President Biden is expected to sign an executive order calling for 50% of new-vehicle sales to be plug-in hybrid, battery-electric or hydrogen-electric by 2030, the White House announced on Thursday.

While this is a non-binding target, several automakers issued statements in support of it. Ford, General Motors and Stellantis issued a joint statement confirming their "shared aspiration" to achieve the goal.

Ford also joined BMW, Honda, Volkswagen, and Volvo in a separate statement of support. These automakers previously made a deal with California with stricter emissions standards at a time when the state's emissions rule-making ability was under attack from the Trump administration. California is currently aiming for 80% electric-vehicle sales by 2035, with more tightly regulated plug-in hybrids making up the other 20% of sales.

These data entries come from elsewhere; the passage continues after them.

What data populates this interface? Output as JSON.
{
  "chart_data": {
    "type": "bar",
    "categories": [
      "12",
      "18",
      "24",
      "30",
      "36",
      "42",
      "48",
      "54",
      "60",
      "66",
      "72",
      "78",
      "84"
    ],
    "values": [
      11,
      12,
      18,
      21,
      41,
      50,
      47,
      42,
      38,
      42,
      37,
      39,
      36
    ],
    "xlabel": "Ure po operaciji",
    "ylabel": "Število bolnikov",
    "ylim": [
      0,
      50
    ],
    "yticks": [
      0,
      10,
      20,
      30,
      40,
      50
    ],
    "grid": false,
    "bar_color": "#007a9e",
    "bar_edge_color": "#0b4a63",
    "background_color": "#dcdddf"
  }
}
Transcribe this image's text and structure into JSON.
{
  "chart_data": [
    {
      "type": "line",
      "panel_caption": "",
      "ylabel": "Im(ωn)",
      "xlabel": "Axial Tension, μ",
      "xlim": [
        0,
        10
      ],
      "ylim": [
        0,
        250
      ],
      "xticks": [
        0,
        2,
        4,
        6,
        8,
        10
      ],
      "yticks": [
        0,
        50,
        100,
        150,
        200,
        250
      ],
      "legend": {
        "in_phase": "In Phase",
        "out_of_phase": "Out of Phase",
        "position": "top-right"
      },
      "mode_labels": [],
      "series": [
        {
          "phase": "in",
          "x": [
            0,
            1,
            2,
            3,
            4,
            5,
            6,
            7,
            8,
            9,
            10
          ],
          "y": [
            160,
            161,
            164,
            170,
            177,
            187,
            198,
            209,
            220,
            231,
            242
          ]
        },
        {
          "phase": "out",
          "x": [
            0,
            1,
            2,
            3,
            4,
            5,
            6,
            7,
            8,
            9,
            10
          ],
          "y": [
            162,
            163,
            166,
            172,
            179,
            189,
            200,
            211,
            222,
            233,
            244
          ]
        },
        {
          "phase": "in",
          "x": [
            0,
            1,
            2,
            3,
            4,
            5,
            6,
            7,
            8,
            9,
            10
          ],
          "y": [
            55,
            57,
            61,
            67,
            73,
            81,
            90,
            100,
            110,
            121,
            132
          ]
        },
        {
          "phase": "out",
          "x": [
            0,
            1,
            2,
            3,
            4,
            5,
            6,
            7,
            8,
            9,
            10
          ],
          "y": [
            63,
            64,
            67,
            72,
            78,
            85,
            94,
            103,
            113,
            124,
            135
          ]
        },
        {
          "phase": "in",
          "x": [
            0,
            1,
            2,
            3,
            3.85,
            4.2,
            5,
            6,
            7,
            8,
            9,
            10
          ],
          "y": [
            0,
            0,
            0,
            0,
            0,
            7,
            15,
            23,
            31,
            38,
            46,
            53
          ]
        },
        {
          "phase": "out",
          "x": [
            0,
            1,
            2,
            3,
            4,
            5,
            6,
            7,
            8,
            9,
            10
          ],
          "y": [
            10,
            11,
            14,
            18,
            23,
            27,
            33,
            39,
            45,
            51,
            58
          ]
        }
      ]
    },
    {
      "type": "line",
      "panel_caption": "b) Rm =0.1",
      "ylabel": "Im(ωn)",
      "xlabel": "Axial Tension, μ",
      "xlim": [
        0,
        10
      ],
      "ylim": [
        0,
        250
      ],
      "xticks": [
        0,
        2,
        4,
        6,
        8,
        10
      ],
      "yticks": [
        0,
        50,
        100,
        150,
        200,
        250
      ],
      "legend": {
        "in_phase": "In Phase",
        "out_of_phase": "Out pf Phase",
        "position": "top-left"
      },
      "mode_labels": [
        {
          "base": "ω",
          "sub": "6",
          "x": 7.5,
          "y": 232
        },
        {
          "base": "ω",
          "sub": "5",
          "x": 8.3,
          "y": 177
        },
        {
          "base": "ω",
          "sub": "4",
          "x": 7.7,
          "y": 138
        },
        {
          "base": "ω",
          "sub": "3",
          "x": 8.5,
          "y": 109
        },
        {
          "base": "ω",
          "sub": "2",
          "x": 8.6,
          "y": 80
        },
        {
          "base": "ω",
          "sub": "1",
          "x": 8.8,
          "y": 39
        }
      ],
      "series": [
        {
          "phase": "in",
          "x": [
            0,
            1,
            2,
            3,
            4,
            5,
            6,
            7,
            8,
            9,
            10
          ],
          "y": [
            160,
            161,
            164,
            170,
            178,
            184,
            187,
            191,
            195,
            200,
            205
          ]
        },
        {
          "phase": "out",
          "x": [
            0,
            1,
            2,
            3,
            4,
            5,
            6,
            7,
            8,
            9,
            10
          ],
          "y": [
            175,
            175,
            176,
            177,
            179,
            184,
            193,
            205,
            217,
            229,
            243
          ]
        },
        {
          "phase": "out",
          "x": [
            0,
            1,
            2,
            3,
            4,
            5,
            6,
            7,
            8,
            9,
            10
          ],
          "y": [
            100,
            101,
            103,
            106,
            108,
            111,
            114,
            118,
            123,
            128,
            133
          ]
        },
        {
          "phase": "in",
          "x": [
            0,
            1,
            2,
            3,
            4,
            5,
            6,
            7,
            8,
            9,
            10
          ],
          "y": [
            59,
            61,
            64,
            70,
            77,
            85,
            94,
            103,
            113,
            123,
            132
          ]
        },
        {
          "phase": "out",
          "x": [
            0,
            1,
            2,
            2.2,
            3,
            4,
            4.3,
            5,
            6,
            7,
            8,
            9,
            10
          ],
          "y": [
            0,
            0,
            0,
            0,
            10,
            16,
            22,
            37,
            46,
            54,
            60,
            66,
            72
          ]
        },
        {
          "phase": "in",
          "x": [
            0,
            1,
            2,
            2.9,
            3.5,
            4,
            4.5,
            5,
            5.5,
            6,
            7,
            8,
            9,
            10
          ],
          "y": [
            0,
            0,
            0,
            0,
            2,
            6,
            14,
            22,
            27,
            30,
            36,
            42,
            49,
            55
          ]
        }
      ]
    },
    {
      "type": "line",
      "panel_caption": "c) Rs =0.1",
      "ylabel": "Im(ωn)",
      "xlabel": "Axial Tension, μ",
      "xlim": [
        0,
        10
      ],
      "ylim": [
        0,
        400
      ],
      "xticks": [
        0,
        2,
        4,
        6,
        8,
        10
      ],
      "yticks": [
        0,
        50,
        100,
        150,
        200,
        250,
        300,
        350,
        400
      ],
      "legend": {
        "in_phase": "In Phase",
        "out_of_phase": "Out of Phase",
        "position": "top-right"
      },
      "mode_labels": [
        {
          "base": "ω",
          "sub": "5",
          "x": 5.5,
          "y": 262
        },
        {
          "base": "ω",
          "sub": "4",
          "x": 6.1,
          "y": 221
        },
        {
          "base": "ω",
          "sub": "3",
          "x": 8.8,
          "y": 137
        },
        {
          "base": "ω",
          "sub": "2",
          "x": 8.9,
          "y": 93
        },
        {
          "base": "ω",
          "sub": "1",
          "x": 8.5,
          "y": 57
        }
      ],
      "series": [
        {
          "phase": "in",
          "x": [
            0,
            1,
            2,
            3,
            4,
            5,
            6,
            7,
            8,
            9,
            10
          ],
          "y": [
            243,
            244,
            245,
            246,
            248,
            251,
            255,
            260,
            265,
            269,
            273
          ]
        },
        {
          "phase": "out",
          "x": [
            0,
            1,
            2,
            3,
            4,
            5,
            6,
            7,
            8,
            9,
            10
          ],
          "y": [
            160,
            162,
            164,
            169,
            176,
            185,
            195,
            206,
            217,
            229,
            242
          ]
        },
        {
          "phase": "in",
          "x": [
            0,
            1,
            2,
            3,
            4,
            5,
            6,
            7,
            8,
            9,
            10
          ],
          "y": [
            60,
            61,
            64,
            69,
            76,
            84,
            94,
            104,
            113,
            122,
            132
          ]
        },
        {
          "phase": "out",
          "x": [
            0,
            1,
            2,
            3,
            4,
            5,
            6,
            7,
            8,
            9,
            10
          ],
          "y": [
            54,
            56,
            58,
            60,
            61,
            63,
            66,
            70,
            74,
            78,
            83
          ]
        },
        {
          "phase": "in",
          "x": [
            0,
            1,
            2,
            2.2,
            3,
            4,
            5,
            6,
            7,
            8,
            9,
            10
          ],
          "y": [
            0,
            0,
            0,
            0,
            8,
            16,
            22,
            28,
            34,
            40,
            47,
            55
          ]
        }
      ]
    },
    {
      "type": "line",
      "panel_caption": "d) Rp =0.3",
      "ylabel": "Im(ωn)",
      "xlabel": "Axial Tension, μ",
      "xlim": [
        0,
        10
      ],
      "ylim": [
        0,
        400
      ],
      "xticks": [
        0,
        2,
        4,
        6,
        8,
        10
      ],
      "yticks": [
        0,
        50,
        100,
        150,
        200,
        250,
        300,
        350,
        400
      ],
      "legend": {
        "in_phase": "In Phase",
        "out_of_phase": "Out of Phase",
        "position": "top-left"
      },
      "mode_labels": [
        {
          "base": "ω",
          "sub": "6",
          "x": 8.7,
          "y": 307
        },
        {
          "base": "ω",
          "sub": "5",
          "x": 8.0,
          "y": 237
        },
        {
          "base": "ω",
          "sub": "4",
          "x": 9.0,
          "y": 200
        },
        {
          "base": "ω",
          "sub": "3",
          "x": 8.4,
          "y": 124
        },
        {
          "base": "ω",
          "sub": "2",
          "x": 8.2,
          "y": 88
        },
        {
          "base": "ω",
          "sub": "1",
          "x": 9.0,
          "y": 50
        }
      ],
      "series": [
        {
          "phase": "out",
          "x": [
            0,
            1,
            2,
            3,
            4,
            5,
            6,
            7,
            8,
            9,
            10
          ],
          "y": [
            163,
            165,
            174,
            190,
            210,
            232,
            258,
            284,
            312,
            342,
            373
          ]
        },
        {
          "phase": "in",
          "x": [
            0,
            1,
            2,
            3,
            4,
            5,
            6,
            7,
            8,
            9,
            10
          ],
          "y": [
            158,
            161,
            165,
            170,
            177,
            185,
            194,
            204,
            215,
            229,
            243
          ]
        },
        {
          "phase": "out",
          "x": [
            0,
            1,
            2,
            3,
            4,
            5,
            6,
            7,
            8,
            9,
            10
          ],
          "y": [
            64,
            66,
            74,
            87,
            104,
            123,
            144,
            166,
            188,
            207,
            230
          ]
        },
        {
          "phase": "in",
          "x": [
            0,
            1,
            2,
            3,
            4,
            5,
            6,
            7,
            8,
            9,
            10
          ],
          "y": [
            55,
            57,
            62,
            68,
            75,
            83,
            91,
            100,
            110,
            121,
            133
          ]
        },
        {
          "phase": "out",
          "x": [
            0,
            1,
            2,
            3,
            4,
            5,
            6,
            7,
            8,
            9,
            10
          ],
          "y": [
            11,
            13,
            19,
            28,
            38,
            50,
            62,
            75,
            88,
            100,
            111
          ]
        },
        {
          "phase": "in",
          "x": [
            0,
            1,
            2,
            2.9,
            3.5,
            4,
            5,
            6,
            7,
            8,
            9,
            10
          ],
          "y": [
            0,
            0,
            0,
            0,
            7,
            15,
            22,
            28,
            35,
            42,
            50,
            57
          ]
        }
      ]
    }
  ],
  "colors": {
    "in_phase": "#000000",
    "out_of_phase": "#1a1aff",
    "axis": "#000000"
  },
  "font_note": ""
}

Factory Zero - GM reconfigures Hamtramck plant for EVs

Factory Zero - GM reconfigures Hamtramck plant for EVs

The timing is right for ambitious EV sales goals because of factors like decreased battery costs, increased average range, and the larger number of models now available, the White House said in its statement. The official statement also mentioned competition with China, noting that the U.S. EV market share is currently one third that of China.

To support greater volumes of EVs, Biden also called for investment in a national charging network and a domestic supply chain for EV manufacturing, as well as point-of-sale purchase incentives for car buyers. Earlier this year he proposed a $174 billion spend on the promotion of EVs, including charging networks, as part of an infrastructure bill.

The Environmental Protection Agency (EPA) and National Highway Traffic Safety Administration (NHTSA) are also working on stricter emissions standards, the White House confirmed. The new standards will "build on the momentum" of the California framework previously backed by Ford, BMW, Honda, VW and Volvo. The NHTSA proposed rule takes effect for model year 2024, while the EPA proposed rule takes effect for model year 2023, but both rules are intended to work compatibly through the 2026 model year, according to the White House.